Any Day Now…
You know what they say about a broken clock. In that case, a broken clock would be more accurate than the ‘doomsday clock’ propagated by this cabal of atomic scientists for decades now.
The recent claim from this group is that because of Trump, the clock now figuratively points to a few minutes before kaboom day. Not North Korea’s version of Elmer Fudd playing with matches, not Iran enriching uranium for nuclear weapons, not Pakistan and India whom are already in possession of them and not Russia with their aggressive leader Putin. Apparently, it’s the election of Donald Trump that pushes the minute hand on the death clock.
This of course is just one of the numerous swords of Damocles looming above the human race if you paid attention to the numerous chicken little industries that always seem to flourish. The tin foil hat business should be booming. When not paralyzed by the imminent threat of nuclear annihilation, people are also paying through confiscatory taxes to assuage the effects of hysterical global warming, also incidentally on the verge of irreversible damage.
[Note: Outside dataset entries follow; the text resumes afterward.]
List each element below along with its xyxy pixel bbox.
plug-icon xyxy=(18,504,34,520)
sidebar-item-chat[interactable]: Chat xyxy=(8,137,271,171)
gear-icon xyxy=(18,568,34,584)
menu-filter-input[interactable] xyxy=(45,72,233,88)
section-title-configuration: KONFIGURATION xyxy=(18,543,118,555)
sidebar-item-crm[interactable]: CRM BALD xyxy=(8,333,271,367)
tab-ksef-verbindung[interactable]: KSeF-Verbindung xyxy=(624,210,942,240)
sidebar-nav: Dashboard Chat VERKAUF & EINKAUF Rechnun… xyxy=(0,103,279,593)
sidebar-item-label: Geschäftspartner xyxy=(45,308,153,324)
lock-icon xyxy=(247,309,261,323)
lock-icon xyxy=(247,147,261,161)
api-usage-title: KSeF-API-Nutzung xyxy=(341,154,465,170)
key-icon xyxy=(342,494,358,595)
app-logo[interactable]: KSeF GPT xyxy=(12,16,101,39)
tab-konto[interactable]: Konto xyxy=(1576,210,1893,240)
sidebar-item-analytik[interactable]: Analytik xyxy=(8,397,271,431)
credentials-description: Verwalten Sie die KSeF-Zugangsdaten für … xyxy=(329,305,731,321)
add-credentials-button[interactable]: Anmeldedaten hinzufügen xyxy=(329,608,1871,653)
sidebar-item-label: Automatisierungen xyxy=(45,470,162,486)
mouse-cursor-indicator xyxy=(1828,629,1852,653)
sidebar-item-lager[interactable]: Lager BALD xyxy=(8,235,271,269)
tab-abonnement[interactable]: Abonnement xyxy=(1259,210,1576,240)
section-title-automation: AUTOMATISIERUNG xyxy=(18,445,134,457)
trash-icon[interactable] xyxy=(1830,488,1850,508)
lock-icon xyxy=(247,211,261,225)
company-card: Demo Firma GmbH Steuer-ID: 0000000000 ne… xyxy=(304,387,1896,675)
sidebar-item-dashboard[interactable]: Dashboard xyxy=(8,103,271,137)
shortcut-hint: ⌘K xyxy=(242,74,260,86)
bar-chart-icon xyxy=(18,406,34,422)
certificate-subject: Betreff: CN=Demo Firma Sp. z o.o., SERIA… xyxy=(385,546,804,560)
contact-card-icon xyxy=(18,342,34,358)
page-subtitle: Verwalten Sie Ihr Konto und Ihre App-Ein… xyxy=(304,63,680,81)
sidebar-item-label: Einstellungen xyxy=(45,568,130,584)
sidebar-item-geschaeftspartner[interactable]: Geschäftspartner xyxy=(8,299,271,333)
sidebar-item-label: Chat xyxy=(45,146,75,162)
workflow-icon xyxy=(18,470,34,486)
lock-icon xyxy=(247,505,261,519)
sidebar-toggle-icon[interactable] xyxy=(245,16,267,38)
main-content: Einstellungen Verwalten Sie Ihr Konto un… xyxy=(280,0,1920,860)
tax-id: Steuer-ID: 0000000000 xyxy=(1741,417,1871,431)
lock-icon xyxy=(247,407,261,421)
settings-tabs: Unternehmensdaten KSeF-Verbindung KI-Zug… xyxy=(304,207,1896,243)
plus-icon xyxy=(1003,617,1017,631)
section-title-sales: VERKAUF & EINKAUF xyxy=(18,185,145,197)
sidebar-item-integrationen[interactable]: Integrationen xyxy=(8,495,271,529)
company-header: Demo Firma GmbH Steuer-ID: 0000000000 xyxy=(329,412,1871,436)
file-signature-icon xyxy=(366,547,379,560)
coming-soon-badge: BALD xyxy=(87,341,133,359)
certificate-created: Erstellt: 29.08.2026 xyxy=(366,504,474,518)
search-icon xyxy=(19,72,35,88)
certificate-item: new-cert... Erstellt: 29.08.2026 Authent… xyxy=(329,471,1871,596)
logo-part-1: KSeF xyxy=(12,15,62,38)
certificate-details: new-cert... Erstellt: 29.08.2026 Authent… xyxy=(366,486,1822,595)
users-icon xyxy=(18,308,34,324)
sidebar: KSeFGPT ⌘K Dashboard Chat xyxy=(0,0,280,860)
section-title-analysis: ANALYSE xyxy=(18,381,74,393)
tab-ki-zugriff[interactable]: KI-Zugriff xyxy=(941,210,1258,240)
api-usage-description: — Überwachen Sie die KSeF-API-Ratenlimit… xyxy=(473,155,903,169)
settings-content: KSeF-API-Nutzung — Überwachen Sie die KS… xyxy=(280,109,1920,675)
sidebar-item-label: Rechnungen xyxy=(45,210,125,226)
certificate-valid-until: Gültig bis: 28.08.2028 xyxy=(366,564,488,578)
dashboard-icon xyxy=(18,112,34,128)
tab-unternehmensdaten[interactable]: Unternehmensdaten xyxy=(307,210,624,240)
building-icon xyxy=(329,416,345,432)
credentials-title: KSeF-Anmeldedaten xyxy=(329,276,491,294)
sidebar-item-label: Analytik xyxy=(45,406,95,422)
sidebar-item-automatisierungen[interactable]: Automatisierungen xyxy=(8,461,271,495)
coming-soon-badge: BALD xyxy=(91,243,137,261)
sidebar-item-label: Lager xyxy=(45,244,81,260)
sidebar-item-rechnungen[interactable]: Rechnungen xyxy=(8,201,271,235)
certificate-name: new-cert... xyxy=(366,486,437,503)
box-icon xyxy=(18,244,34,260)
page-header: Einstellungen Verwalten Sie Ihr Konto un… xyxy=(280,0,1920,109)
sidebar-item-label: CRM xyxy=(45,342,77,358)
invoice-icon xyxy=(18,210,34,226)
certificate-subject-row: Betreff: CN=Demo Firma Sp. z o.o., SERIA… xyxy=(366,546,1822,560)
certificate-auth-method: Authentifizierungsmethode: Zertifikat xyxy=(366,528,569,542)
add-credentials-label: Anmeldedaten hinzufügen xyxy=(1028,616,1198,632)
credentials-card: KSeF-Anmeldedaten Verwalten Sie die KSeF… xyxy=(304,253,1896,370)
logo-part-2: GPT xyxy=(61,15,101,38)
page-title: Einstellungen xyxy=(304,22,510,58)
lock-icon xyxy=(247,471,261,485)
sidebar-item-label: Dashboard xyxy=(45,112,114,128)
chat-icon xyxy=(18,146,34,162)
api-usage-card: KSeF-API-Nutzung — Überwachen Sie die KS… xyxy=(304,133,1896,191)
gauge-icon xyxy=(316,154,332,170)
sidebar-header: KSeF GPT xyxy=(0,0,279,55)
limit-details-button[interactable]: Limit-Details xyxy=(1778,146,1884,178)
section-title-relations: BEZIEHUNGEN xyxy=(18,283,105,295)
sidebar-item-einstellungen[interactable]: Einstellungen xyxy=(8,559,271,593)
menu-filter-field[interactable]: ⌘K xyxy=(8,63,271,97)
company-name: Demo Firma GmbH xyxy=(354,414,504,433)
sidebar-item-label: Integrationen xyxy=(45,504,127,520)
Or at least, was a while ago. They’ll have to push the date back a bit to get more money. But we get it; the end of the world isn’t always that easy to pinpoint.
No less than Stephen Hawking has raised the imminent possibility of alien takeover, not to mention the likelihood of a catastrophic asteroid strike. At various points in my lifetime, hysteria has been pushed on imminent human extinction events ranging from: starvation, disease, overpopulation, religious retribution, Y2K, global cooling, now of course, global warming, atomic war, asteroid crashes and alien takeover. The one that will soon be in vogue will be robot takeover, so we may want to stock up on metal detectors.
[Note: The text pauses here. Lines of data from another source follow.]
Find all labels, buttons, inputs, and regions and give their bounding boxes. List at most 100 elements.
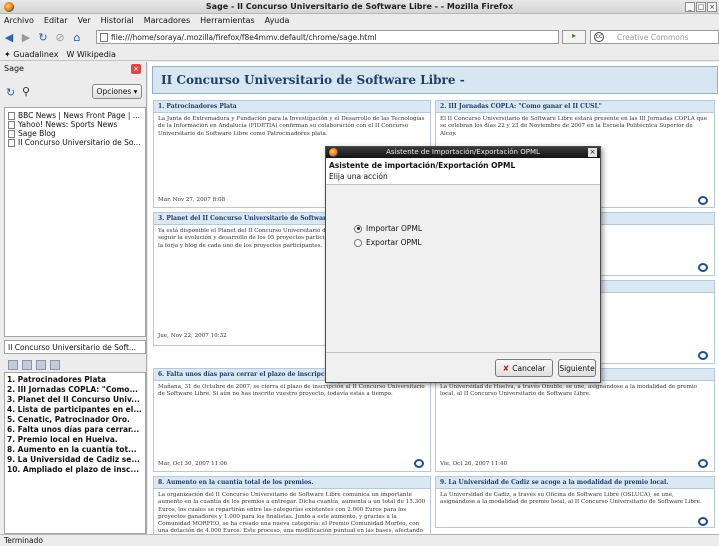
list-item[interactable]: 5. Cenatic, Patrocinador Oro. [5,415,145,425]
card-date: Mar, Nov 27, 2007 8:08 [158,197,225,203]
card-body: Mañana, 31 de Octubre de 2007, se cierra… [154,381,430,402]
window-title: Sage - II Concurso Universitario de Soft… [0,2,719,11]
list-item[interactable]: 8. Aumento en la cuantía tot... [5,445,145,455]
menu-marcadores[interactable]: Marcadores [144,16,190,25]
card-body: La Universidad de Cadiz, a través su Ofi… [436,489,714,510]
bookmark-guadalinex[interactable]: ✦ Guadalinex [4,50,58,59]
menu-herramientas[interactable]: Herramientas [200,16,255,25]
selected-feed-title: II Concurso Universitario de Soft... [4,340,146,354]
card-title[interactable]: 1. Patrocinadores Plata [154,101,430,113]
bookmark-wikipedia[interactable]: W Wikipedia [66,50,115,59]
card-body: La Universidad de Huelva, a través Onubl… [436,381,714,402]
sidebar-close-button[interactable]: × [131,64,141,74]
open-tabs-icon[interactable] [50,360,60,370]
card-date: Jue, Nov 22, 2007 10:32 [158,333,227,339]
page-title: II Concurso Universitario de Software Li… [152,66,718,94]
dialog-title-bar: Asistente de Importación/Exportación OPM… [326,147,600,158]
list-item[interactable]: 6. Falta unos días para cerrar... [5,425,145,435]
comment-bubble-icon[interactable] [698,351,708,360]
import-opml-radio[interactable]: Importar OPML [354,224,422,233]
minimize-button[interactable]: _ [685,2,695,12]
stop-icon[interactable]: ⊘ [53,30,67,44]
menu-historial[interactable]: Historial [101,16,134,25]
next-label: Siguiente [559,364,594,373]
sidebar-title: Sage [4,64,24,73]
item-view-toolbar [8,360,60,370]
bookmark-label: Guadalinex [13,50,58,59]
feed-item[interactable]: Sage Blog [5,129,145,138]
mark-unread-icon[interactable] [22,360,32,370]
search-input[interactable]: cc Creative Commons [590,30,719,44]
menu-ver[interactable]: Ver [78,16,91,25]
open-all-icon[interactable] [36,360,46,370]
menu-archivo[interactable]: Archivo [4,16,34,25]
cancel-icon: ✘ [503,364,510,373]
dialog-close-button[interactable]: × [588,148,597,157]
search-icon[interactable]: ⚲ [22,85,30,98]
comment-bubble-icon[interactable] [698,517,708,526]
home-icon[interactable]: ⌂ [70,30,84,44]
radio-unselected-icon [354,239,362,247]
news-card: 7. Premio local en Huelva. La Universida… [435,368,715,472]
news-card: 8. Aumento en la cuantía total de los pr… [153,476,431,534]
bookmark-label: Wikipedia [77,50,116,59]
card-body: El II Concurso Universitario de Software… [436,113,714,141]
dialog-divider [326,352,600,353]
page-icon [100,33,108,42]
menu-editar[interactable]: Editar [44,16,68,25]
sage-sidebar: Sage × ↻ ⚲ Opciones ▾ BBC News | News Fr… [0,62,147,534]
list-item[interactable]: 1. Patrocinadores Plata [5,375,145,385]
card-title[interactable]: 8. Aumento en la cuantía total de los pr… [154,477,430,489]
menu-ayuda[interactable]: Ayuda [265,16,290,25]
comment-bubble-icon[interactable] [698,196,708,205]
feed-icon [8,121,15,129]
options-button[interactable]: Opciones ▾ [92,84,142,99]
feed-item[interactable]: Yahoo! News: Sports News [5,120,145,129]
card-date: Vie, Oct 26, 2007 11:40 [440,461,507,467]
feed-icon [8,112,15,120]
feed-items-list: 1. Patrocinadores Plata 2. III Jornadas … [4,372,146,534]
export-opml-radio[interactable]: Exportar OPML [354,238,422,247]
url-text: file:///home/soraya/.mozilla/firefox/f8e… [111,33,377,42]
status-bar: Terminado [0,534,719,546]
creative-commons-icon[interactable]: cc [594,32,604,42]
reload-icon[interactable]: ↻ [36,30,50,44]
feed-item[interactable]: II Concurso Universitario de So... [5,138,145,147]
maximize-button[interactable]: □ [696,2,706,12]
news-card: 6. Falta unos días para cerrar el plazo … [153,368,431,472]
feed-label: BBC News | News Front Page | ... [18,111,140,120]
comment-bubble-icon[interactable] [414,459,424,468]
search-placeholder: Creative Commons [617,33,689,42]
go-button[interactable]: ▸ [562,30,586,44]
cancel-button[interactable]: ✘ Cancelar [495,359,553,377]
dialog-heading: Asistente de importación/Exportación OPM… [329,161,600,170]
radio-label: Importar OPML [366,224,422,233]
url-field[interactable]: file:///home/soraya/.mozilla/firefox/f8e… [96,30,559,44]
list-item[interactable]: 3. Planet del II Concurso Univ... [5,395,145,405]
cancel-label: Cancelar [512,364,545,373]
list-item[interactable]: 10. Ampliado el plazo de insc... [5,465,145,475]
feed-icon [8,139,15,147]
card-date: Mar, Oct 30, 2007 11:06 [158,461,227,467]
next-button[interactable]: Siguiente [558,359,596,377]
card-body: La Junta de Extremadura y Fundación para… [154,113,430,141]
dialog-title: Asistente de Importación/Exportación OPM… [386,148,540,156]
feed-label: II Concurso Universitario de So... [18,138,141,147]
card-title[interactable]: 2. III Jornadas COPLA: "Como ganar el II… [436,101,714,113]
radio-selected-icon [354,225,362,233]
list-item[interactable]: 7. Premio local en Huelva. [5,435,145,445]
list-item[interactable]: 2. III Jornadas COPLA: "Como... [5,385,145,395]
card-title[interactable]: 9. La Universidad de Cadiz se acoge a la… [436,477,714,489]
list-item[interactable]: 9. La Universidad de Cadiz se... [5,455,145,465]
refresh-feeds-icon[interactable]: ↻ [6,86,15,99]
list-item[interactable]: 4. Lista de participantes en el... [5,405,145,415]
news-card: 9. La Universidad de Cadiz se acoge a la… [435,476,715,528]
comment-bubble-icon[interactable] [698,459,708,468]
forward-arrow-icon[interactable]: ▶ [19,30,33,44]
feed-item[interactable]: BBC News | News Front Page | ... [5,111,145,120]
comment-bubble-icon[interactable] [698,263,708,272]
dialog-subheading: Elija una acción [329,172,600,181]
back-arrow-icon[interactable]: ◀ [2,30,16,44]
mark-read-icon[interactable] [8,360,18,370]
close-window-button[interactable]: × [707,2,717,12]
Someone can certainly make a lot of money on this. There’s no point being paralyzed like myotonic goats awaiting death. As mentioned earlier, fashionable tin foil hats can be offered for sale on Amazon. What about worry beads? They’d have to be sustainable of course…though that shouldn’t really matter. How about special lotion for all the hand wringing brought on by on-going angst? We hear of billionaires building bunkers in anticipation of the final kabing, so someone’s already taking advantage of the gullible. Whatever the product, it may as well be shameless because there’s no downside. If it all ends, well then you’ve done your bit. If it doesn’t end, you at least get rich. Now that is a good ending.